Estimate Kubernetes cluster costs including control plane, worker nodes, load balancers, and persistent storage. Budget your EKS, GKE, or AKS spend.
Kubernetes has become the standard for container orchestration, but the cost of running a production cluster goes well beyond just worker node compute. Managed Kubernetes services like AWS EKS, Google GKE, and Azure AKS charge for the control plane, while worker nodes, load balancers, persistent volumes, and data transfer add substantially to the total.
EKS charges $0.10/hour ($73/month) per cluster for the control plane alone. Worker nodes are billed as standard compute instances. Add-ons like ALB Ingress Controllers, EBS/EFS storage, and NAT Gateways can double the base compute cost if not planned for carefully.
This calculator helps you model the total cost of ownership for a Kubernetes cluster by summing control plane fees, worker node compute, load balancer costs, and persistent storage. Use it to compare managed versus self-hosted Kubernetes and to right-size your cluster for expected workloads.
Tracking this metric consistently enables technology teams to identify system performance trends and address potential issues before they impact end users or business operations.
Kubernetes costs are notoriously difficult to predict because they span multiple cloud services. Teams frequently underestimate total cluster cost by 40–60% by accounting only for worker nodes. This calculator captures all the major cost components, giving you a realistic budget for cluster operations. Data-driven tracking enables evidence-based infrastructure decisions, reducing the risk of over-provisioning costs or under-provisioning that leads to performance bottlenecks.
Control Plane = control_plane_monthly_fee Worker Nodes = nodes × node_hourly_rate × 730 Load Balancers = LB_count × LB_monthly_cost Storage = storage_GB × storage_rate Total = Control Plane + Workers + LBs + Storage + Additional
Result: $814.48/month
EKS control plane at $73/month plus six m5.large workers at $0.096/hr ($420.48/month), two ALBs at $25/month ($50), 500 GB EBS at $0.10/GB ($50), and $65 in additional costs (NAT Gateway, CloudWatch). Total: $658.48/month in core infrastructure.
A production Kubernetes cluster on AWS typically includes: EKS control plane ($73/mo), 3–10 worker nodes ($100–$500/mo each), 1–3 load balancers ($20–$50/mo each), persistent volumes ($0.10/GB/mo for gp3), NAT Gateways ($32.85/mo per AZ), and CloudWatch logging ($0.50/GB). The total easily reaches $500–$5,000/month for a modest production cluster.
EKS has a $73/mo control plane fee; GKE Standard is free. GKE Autopilot charges for pod resources only, which can be cheaper for small workloads. AKS has a free control plane with an optional paid uptime SLA. Worker node costs depend on the underlying compute pricing, where GCP often has a small edge due to sustained-use discounts.
The biggest savings come from pod right-sizing (use VPA recommendations), cluster autoscaling (scale to zero for dev/staging), spot instances for worker nodes (use multiple instance types for availability), and efficient bin-packing (request-based scheduling with proper resource requests and limits).
AWS EKS charges $0.10/hr ($73/month). GKE Standard is free; GKE Autopilot charges per pod. Azure AKS is free for the control plane. Self-managed Kubernetes requires you to run your own control plane instances.
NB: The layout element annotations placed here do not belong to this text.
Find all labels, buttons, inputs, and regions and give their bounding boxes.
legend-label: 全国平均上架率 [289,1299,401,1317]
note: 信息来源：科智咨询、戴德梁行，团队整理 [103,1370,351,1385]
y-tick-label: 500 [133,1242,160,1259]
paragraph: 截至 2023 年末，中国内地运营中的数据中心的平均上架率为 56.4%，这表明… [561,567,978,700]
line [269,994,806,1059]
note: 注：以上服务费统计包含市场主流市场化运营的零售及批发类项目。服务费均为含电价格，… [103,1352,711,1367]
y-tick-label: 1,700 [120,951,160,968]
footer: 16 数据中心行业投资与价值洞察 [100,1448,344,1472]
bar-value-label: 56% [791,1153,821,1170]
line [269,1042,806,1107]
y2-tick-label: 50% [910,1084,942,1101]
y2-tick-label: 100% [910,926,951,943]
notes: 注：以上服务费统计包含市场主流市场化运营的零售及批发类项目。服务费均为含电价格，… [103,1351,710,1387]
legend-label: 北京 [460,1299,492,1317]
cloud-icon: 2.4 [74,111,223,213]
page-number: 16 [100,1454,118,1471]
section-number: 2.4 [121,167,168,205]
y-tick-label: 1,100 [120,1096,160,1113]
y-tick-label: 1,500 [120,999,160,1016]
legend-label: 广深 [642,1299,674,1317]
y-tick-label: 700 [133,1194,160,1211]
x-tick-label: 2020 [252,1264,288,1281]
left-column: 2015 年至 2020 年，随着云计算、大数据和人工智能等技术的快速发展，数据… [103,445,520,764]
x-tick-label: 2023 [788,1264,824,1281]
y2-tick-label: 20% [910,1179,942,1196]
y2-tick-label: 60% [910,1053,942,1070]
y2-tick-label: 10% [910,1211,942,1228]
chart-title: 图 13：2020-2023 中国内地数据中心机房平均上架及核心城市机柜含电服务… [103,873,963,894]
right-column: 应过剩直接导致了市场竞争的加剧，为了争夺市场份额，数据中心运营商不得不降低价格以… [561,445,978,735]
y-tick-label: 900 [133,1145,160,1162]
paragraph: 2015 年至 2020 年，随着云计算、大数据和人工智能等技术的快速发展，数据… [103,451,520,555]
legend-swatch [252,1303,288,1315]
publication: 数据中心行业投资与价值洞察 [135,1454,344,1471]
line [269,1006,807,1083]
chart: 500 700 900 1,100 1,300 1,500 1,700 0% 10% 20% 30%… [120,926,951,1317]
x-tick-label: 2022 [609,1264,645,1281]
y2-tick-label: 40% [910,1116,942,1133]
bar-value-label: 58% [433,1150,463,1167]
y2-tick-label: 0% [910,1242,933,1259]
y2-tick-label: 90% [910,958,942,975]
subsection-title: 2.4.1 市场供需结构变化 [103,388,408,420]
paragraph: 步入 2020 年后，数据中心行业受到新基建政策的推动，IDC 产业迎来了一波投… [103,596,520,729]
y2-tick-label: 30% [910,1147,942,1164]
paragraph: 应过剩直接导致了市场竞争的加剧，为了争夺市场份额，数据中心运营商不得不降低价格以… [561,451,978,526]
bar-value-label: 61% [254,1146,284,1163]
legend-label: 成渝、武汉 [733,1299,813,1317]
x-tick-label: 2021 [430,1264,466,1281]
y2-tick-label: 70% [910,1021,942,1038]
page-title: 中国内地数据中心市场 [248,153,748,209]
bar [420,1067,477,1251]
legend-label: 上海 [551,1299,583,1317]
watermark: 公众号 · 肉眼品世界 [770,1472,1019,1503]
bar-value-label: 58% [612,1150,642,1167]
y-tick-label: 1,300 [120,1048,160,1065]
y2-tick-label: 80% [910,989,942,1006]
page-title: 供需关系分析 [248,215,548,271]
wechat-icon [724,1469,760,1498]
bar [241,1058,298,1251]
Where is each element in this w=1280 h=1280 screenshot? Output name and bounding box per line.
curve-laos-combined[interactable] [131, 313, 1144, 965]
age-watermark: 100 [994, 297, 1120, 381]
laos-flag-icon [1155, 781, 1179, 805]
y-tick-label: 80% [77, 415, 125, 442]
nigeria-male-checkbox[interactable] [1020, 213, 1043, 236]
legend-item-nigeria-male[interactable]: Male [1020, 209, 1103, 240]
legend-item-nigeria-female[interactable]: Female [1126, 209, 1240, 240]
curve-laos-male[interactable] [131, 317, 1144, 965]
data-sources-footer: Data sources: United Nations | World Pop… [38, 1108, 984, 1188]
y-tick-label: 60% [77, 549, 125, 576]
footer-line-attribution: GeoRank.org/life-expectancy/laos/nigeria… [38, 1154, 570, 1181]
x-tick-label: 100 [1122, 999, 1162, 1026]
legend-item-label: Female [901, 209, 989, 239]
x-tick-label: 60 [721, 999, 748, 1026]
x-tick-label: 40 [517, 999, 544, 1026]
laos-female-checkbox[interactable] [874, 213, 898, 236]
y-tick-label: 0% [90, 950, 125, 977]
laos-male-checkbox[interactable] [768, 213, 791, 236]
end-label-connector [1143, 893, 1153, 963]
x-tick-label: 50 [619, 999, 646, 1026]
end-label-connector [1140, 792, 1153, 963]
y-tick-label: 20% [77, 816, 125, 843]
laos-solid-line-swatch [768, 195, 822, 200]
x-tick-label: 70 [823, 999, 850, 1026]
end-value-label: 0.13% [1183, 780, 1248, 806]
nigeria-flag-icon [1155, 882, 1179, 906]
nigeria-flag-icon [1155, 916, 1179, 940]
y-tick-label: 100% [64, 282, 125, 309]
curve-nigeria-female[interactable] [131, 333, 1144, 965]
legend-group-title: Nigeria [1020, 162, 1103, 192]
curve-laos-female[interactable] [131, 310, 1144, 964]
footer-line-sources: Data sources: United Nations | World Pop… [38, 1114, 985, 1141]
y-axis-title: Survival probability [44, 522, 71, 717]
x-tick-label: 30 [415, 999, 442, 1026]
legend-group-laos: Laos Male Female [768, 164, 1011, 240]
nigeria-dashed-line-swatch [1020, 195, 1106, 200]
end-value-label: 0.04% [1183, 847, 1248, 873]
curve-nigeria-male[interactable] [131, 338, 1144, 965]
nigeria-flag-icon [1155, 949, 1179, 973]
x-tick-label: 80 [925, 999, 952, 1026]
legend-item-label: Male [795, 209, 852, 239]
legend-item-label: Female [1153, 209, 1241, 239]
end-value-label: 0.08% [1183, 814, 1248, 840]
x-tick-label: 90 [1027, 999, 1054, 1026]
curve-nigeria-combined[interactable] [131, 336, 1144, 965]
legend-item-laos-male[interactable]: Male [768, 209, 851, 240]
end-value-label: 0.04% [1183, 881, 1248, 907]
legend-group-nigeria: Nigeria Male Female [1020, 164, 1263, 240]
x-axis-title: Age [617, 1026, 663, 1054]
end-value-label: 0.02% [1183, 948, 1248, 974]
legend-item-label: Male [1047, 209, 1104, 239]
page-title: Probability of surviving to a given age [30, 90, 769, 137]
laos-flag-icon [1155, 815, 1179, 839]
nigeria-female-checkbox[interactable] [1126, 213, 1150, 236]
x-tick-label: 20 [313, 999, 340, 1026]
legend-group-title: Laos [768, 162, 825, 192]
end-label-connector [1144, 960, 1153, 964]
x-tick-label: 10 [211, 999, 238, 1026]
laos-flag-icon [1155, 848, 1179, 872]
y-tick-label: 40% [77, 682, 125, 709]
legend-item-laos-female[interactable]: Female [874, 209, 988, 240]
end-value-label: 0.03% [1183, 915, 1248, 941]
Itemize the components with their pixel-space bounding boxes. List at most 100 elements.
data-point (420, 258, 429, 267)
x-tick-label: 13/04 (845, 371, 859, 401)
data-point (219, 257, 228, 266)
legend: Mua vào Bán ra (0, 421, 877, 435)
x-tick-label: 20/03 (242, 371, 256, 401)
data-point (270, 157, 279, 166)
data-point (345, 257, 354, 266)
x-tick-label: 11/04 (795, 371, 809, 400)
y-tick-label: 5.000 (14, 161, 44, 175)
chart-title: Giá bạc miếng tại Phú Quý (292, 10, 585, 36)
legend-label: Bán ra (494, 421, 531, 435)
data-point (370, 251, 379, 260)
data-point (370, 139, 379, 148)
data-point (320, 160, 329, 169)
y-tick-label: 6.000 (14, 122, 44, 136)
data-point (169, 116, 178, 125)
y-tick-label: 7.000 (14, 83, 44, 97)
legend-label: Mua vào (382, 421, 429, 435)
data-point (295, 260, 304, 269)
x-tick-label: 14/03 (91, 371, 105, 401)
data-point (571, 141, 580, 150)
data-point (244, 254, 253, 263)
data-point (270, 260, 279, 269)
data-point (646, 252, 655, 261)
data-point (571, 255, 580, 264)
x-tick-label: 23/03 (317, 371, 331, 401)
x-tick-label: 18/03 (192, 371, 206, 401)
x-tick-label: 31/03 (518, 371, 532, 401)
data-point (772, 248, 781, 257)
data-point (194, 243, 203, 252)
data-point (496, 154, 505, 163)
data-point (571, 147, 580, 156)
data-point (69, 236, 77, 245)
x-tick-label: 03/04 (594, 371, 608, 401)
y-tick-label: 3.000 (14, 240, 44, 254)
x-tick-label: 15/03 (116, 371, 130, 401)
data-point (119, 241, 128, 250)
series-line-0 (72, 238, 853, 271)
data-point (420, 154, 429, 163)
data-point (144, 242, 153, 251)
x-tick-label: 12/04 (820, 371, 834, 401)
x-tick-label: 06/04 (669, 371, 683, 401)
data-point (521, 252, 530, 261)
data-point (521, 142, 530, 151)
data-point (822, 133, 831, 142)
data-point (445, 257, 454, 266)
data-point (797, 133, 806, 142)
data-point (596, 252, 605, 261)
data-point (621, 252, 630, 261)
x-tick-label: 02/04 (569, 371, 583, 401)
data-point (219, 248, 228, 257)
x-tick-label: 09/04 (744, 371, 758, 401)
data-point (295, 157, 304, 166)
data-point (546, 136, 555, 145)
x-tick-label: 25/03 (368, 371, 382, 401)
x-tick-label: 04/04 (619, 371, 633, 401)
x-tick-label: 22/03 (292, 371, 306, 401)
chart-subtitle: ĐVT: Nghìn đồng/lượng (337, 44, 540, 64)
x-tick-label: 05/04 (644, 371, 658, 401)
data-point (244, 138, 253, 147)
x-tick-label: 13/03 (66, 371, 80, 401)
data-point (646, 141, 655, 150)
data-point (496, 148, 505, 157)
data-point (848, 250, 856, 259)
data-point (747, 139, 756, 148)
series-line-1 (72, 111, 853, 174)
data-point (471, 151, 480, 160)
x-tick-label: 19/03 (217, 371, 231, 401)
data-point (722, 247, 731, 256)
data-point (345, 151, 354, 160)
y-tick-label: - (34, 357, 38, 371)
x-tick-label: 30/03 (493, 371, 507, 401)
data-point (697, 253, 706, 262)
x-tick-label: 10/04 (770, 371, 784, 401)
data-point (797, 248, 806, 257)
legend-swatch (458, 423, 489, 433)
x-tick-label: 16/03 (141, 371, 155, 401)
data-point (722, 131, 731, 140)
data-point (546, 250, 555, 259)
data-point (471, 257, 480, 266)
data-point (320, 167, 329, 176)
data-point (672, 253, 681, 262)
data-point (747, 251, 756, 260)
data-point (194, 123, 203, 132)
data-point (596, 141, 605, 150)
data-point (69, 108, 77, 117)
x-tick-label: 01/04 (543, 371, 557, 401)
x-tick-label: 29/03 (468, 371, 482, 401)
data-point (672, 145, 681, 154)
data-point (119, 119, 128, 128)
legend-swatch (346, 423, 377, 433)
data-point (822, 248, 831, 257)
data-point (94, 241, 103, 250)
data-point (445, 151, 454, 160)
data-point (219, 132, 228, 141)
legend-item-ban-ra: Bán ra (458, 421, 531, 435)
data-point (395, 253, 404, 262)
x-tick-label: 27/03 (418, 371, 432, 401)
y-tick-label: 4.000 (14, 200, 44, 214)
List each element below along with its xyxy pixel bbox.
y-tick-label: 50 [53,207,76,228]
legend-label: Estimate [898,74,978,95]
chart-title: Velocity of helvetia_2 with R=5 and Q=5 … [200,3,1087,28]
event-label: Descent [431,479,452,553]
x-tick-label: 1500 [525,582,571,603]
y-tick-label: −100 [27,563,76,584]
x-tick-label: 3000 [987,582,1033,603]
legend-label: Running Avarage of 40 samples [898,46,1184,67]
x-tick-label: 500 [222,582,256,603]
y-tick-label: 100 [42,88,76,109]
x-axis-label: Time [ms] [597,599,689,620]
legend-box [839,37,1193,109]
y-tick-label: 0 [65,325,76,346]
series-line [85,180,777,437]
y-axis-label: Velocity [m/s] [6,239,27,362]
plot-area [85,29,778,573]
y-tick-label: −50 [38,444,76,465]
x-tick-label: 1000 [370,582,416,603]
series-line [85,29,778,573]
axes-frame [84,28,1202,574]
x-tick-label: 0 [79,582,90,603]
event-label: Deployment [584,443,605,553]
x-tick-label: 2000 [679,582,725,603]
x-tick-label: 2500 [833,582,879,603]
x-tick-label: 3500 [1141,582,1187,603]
For general workloads, m5.large (2 vCPU, 8 GB) or m5.xlarge (4 vCPU, 16 GB) are common starting points. Size based on your pod resource requests and leave 15–20% headroom for system pods and scheduling overhead.
Fargate eliminates node management and is ideal for sporadic workloads, but costs 20–40% more per vCPU-hour than EC2. Managed node groups are cheaper at scale and offer more control. Many clusters use both for different workloads.
Key strategies: use cluster autoscaler to scale down during low traffic, run spot instances for fault-tolerant workloads, right-size pod requests, consolidate small clusters, use namespace resource quotas, and implement pod disruption budgets for efficient scheduling. Consulting relevant industry guidelines or professional resources can provide additional context tailored to your specific circumstances and constraints.
Commonly overlooked: NAT Gateway ($32.85/mo + $0.045/GB), CloudWatch logging ($0.50/GB), EBS volumes for PVCs, cross-AZ data transfer for pod-to-pod communication, and ALB/NLB charges for each exposed service.
Self-managed Kubernetes eliminates the control plane fee ($73/mo for EKS) but adds significant operational overhead: patching, upgrades, etcd management, and monitoring. For most teams, the managed service fee is a bargain compared to engineering time.